И тут возникает нравственная дилемма, ничуть не худшая, чем знаменитая «задача вагонетки». Что дороже: цивилизация или пара шпионов — не два слезливых ребенка, а два взрослых человека, что, допустим, рассядутся на стульях с подлокотниками из эбонита и медными контактами на голове. Но при этом — вопрос, спасется ли этим цивилизация? Это очень интересный мотив: лет пятнадцать назад шли жаркие споры демократов и патриотов об академике Сахарове.

— Сидел ваш академик на пайках, увешанный звездами, как новогодняя елка! — кричали патриоты. — Да что там — бомбы Сталину делал! Как он смел после этого…

Демократы с достоинством отвечали:

— Он не делал ничего дурного. Он создавал Паритет. Чтобы в мире было равновесие, война не началась из-за какой-то обоюдной глупости и цивилизация не пропала.
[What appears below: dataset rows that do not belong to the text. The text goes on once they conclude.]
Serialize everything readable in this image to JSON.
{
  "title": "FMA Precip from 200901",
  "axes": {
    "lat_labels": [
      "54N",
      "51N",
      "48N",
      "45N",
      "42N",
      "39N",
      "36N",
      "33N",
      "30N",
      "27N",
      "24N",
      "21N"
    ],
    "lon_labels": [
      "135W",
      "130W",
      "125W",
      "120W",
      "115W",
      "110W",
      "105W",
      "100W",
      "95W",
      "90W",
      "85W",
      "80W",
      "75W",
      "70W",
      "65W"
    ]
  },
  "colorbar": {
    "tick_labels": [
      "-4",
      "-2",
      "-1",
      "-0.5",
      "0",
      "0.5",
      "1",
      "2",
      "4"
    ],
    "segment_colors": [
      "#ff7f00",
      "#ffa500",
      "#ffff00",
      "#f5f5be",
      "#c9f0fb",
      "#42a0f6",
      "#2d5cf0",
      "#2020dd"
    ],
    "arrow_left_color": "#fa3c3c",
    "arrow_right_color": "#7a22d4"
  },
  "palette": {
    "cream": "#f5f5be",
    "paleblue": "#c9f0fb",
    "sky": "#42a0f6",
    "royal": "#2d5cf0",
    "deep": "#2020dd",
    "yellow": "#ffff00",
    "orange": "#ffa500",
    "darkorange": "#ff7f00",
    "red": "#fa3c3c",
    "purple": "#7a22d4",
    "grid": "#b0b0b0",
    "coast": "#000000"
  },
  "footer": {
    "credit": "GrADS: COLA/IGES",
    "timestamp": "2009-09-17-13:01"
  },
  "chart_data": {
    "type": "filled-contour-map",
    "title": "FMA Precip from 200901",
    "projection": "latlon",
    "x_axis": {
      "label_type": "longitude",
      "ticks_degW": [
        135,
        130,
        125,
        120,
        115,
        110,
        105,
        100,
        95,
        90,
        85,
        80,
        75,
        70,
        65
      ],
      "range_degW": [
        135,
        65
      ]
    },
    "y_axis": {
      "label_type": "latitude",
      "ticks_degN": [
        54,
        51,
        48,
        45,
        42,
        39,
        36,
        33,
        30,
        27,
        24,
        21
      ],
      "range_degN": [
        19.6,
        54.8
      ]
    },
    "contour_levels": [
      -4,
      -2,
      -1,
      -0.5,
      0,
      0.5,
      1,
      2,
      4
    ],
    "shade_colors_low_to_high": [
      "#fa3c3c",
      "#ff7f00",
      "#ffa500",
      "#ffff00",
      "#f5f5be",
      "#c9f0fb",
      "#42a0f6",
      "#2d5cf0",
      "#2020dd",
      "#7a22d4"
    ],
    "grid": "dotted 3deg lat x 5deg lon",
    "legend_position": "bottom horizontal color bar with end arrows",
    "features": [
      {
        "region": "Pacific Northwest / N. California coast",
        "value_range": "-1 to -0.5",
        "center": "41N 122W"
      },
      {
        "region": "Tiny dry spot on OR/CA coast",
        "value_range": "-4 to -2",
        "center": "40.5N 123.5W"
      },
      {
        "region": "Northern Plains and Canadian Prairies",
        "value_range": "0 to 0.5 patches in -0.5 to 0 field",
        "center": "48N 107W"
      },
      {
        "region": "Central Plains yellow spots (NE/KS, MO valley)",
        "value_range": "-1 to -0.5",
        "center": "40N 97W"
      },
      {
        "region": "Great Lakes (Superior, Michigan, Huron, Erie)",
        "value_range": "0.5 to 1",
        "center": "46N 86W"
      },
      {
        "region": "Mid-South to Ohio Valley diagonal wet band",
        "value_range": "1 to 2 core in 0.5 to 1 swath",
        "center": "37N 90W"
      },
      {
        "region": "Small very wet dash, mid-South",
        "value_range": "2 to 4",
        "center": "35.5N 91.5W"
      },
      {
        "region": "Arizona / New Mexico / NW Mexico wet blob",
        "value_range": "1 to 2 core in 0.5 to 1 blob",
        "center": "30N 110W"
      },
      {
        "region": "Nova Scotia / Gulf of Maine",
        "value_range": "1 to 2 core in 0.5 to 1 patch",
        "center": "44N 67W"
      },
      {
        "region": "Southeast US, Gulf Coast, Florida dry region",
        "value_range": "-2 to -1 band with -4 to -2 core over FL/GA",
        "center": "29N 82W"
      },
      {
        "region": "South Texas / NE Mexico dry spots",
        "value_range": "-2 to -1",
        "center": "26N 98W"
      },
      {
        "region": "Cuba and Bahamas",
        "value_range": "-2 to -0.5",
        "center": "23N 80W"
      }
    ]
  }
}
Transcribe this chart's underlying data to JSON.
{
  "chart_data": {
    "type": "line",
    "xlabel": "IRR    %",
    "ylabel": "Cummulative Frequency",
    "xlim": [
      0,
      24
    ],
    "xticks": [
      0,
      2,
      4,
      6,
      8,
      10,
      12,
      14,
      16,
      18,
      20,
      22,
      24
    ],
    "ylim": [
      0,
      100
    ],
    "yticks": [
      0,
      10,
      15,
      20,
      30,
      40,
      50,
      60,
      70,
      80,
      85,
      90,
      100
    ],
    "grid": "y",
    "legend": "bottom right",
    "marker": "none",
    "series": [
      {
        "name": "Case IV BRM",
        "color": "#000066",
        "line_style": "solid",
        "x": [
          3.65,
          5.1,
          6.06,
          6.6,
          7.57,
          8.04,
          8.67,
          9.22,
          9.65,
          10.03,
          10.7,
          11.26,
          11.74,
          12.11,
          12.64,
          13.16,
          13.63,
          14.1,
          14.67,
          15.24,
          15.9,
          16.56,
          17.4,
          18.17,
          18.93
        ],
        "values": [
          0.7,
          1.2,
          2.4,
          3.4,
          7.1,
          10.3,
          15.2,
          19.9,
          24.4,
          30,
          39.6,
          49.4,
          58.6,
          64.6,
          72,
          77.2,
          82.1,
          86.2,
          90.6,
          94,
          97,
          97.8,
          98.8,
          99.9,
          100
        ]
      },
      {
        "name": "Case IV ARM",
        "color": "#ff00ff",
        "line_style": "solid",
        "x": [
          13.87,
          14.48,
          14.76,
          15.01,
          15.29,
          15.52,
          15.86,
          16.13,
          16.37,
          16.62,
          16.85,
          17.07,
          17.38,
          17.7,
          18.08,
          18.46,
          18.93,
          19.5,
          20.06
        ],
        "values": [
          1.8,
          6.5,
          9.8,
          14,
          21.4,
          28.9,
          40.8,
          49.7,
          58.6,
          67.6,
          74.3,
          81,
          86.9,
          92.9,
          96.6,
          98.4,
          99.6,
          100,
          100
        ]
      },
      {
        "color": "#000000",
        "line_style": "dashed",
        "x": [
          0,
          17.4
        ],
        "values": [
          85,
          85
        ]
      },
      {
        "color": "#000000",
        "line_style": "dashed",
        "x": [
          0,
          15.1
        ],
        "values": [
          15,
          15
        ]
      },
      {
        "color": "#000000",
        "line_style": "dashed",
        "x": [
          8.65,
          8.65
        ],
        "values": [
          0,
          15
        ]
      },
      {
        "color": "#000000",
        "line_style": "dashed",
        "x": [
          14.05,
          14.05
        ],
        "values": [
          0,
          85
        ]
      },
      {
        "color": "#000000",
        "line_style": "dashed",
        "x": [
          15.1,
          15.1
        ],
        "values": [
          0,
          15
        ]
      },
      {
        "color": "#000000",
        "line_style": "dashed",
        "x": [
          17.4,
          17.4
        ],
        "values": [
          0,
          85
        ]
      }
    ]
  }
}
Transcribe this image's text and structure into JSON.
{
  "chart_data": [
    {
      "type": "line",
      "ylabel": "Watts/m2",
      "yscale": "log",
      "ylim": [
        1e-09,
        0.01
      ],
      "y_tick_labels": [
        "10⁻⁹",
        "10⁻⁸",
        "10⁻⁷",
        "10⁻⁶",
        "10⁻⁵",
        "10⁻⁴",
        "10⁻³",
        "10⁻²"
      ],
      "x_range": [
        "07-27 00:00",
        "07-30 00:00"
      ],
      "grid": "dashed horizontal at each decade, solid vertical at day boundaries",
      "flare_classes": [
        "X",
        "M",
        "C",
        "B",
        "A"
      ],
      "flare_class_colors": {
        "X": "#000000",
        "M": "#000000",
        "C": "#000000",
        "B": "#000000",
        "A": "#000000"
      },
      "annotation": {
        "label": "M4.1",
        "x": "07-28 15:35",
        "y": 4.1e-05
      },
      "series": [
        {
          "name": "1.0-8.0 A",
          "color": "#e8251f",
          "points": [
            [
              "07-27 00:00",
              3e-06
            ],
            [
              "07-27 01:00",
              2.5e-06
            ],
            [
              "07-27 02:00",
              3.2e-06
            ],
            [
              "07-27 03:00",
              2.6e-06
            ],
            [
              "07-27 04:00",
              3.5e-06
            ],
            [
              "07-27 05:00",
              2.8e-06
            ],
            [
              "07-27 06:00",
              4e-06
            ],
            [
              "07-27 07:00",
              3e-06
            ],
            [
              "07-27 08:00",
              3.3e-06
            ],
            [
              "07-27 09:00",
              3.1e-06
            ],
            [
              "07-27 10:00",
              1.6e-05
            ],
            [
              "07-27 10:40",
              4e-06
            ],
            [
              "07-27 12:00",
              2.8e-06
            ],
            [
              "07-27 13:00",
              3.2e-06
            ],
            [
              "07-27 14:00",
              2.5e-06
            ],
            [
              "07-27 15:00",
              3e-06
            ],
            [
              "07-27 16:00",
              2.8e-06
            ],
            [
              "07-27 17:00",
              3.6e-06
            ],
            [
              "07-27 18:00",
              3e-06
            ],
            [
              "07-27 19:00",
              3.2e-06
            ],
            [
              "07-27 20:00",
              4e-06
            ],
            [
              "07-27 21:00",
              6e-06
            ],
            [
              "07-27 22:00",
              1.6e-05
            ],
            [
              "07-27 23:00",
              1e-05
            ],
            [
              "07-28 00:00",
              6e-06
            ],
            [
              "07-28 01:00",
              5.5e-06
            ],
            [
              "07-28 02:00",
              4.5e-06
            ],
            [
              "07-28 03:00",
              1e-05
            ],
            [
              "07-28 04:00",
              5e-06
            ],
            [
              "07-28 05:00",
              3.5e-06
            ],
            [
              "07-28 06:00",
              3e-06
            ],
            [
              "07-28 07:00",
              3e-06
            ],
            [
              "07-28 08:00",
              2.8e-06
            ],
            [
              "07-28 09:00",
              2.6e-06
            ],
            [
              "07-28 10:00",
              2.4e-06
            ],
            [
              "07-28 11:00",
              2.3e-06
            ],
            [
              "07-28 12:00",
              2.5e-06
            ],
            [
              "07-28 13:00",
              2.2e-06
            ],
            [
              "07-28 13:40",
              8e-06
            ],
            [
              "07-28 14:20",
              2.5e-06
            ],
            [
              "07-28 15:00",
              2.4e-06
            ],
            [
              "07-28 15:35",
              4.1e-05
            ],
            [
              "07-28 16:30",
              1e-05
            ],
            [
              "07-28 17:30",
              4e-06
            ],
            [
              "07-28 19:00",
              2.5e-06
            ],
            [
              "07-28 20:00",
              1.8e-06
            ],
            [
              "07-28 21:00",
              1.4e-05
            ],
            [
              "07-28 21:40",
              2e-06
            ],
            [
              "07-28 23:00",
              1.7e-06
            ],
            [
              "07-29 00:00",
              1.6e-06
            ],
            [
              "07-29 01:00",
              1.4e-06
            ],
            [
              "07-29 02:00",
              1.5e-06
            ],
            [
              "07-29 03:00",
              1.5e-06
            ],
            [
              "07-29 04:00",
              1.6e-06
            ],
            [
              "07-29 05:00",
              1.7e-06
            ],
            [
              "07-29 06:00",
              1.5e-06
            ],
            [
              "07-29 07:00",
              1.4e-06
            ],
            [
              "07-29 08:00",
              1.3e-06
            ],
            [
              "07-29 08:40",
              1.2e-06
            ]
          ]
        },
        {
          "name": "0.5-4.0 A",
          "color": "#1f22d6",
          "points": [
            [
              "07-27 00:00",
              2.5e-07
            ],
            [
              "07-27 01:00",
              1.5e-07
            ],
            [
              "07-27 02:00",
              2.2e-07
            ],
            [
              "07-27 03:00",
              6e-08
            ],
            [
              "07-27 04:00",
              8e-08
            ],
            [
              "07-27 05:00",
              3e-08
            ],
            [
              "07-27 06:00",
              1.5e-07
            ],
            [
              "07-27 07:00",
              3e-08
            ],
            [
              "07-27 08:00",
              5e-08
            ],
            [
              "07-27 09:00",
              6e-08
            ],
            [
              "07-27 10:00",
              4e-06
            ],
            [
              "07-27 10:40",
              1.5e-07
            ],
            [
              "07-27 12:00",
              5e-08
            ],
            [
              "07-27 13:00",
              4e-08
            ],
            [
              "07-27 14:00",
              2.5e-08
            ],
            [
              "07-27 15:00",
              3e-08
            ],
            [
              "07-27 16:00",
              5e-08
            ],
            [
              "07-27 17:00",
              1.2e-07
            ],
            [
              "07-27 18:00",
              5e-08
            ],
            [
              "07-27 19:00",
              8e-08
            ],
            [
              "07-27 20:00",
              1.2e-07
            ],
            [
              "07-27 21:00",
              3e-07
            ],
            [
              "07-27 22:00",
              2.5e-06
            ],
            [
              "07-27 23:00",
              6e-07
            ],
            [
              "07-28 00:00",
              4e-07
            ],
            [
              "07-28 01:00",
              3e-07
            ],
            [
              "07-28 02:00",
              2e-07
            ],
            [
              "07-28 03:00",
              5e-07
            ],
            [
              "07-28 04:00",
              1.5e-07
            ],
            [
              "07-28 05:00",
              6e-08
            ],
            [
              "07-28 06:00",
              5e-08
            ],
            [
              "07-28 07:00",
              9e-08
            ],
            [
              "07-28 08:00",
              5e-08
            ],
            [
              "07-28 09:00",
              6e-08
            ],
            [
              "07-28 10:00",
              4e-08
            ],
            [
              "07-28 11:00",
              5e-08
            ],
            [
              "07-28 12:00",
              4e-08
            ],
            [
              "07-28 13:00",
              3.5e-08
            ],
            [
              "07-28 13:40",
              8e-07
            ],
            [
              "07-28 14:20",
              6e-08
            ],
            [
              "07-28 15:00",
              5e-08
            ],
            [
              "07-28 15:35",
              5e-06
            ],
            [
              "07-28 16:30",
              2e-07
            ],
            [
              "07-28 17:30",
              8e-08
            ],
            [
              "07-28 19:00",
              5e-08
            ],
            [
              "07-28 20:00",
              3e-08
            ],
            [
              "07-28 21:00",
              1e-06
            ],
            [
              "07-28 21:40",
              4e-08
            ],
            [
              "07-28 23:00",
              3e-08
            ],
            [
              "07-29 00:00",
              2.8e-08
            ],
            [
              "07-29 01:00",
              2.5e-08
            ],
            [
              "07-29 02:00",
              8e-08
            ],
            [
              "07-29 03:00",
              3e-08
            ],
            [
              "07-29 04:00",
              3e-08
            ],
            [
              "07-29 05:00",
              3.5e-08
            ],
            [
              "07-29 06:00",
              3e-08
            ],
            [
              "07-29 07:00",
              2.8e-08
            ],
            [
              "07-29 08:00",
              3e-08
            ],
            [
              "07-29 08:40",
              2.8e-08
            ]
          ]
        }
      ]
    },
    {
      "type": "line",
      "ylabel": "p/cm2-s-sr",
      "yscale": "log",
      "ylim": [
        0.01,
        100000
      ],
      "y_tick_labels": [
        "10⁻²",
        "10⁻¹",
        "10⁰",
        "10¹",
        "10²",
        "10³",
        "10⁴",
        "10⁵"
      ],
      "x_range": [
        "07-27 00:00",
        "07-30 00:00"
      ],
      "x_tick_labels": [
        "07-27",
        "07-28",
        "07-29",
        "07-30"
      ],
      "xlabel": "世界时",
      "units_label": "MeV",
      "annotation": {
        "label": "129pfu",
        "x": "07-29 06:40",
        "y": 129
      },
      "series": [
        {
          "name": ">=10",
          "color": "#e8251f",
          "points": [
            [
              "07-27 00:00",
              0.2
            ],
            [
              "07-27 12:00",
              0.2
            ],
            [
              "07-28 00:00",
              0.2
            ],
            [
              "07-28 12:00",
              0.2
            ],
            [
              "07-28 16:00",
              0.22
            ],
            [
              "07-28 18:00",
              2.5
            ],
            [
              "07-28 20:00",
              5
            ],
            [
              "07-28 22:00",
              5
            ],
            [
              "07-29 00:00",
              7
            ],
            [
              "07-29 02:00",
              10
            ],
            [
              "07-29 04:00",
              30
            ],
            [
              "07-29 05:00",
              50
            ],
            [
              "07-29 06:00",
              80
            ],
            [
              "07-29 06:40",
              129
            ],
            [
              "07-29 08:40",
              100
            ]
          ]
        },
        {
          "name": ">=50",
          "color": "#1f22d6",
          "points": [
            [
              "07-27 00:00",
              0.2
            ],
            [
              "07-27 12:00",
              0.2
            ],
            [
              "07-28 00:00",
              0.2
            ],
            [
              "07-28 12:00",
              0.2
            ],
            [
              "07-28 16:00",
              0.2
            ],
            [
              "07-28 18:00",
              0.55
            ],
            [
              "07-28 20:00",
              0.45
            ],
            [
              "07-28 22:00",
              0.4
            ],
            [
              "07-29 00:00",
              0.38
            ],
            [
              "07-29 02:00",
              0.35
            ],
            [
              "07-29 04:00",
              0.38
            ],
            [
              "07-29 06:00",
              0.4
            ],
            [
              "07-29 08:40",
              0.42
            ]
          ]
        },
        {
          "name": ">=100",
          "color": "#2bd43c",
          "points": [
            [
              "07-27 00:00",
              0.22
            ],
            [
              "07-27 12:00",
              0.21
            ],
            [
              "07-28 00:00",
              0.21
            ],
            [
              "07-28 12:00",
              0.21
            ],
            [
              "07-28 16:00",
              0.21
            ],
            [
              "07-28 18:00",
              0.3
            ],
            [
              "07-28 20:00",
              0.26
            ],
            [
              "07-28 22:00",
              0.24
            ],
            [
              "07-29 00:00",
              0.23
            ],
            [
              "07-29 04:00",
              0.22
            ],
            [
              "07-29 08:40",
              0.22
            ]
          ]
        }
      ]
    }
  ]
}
На фоне этого сериала уже и не поймешь, что правильно. Предашь свою деспотию — Паритет нарушишь, создашь ей водородную Бомбу — соблюдешь. Простор для экзистенциальных размышлений безбрежен.

Можно чуть-чуть сместить акценты. Весь мир знал принципиальную схему Бомбы. Советские физики придумали даже конструкцию лучше — да только им было велено повторить американский образец.

Дело, конечно, не в секретах, не в тайном чертеже. (Наш человек в Гаване выдавал за секретные чертежи, как известно, схемы пылесосов.) Дело в создании целой индустрии, в обогатительных фабриках, сотнях заводов. Это задача другая — и затормозить ее ни у кого не было возможности.

Наконец, «Красное Колесо» — повествование огромное, да так и не прочитанное (в буквальном смысле). Там видно, насколько герметичны солженицынские диалоги. Будто говорят герои античной пьесы — то есть на просьбу «передайте соль» персонаж произносит получасовую речь о Тайном Облагораживающем Деле.

В области соблюдения исторических фактов много пеняли другому русскому классику — Льву Толстому. Сразу после выхода романа «Война и мир» дожившие до этого участники Отечественной войны 1812 года много говорили, что не так все было и не соблюдена ни буква, ни дух времени.

А толку-то? В том и сила русской классики — поколение за поколением будет представлять Бородино по Толстому, а не по донесениям из архивов.


Нельзя сказать, что эстетические суждения Солженицына безупречны. Множество раз его читатели, особенно в последние времена, кривились, читая нечто на совершенно разные темы — будь то шолоховский вопрос, практически школьный разбор поэзии Бродского или утопичные планы спасения страны. Однако ж ценность этих слов в их искренности — Солженицын находился в удивительно счастливой общественной позиции, когда его было невозможно заподозрить в неискренности. В неправоте или неточности — сколько угодно.

В своем тексте «„Смерть Вазир-Мухтара” Юрия Тынянова» Солженицын несколько свысока разбирает тыняновский роман.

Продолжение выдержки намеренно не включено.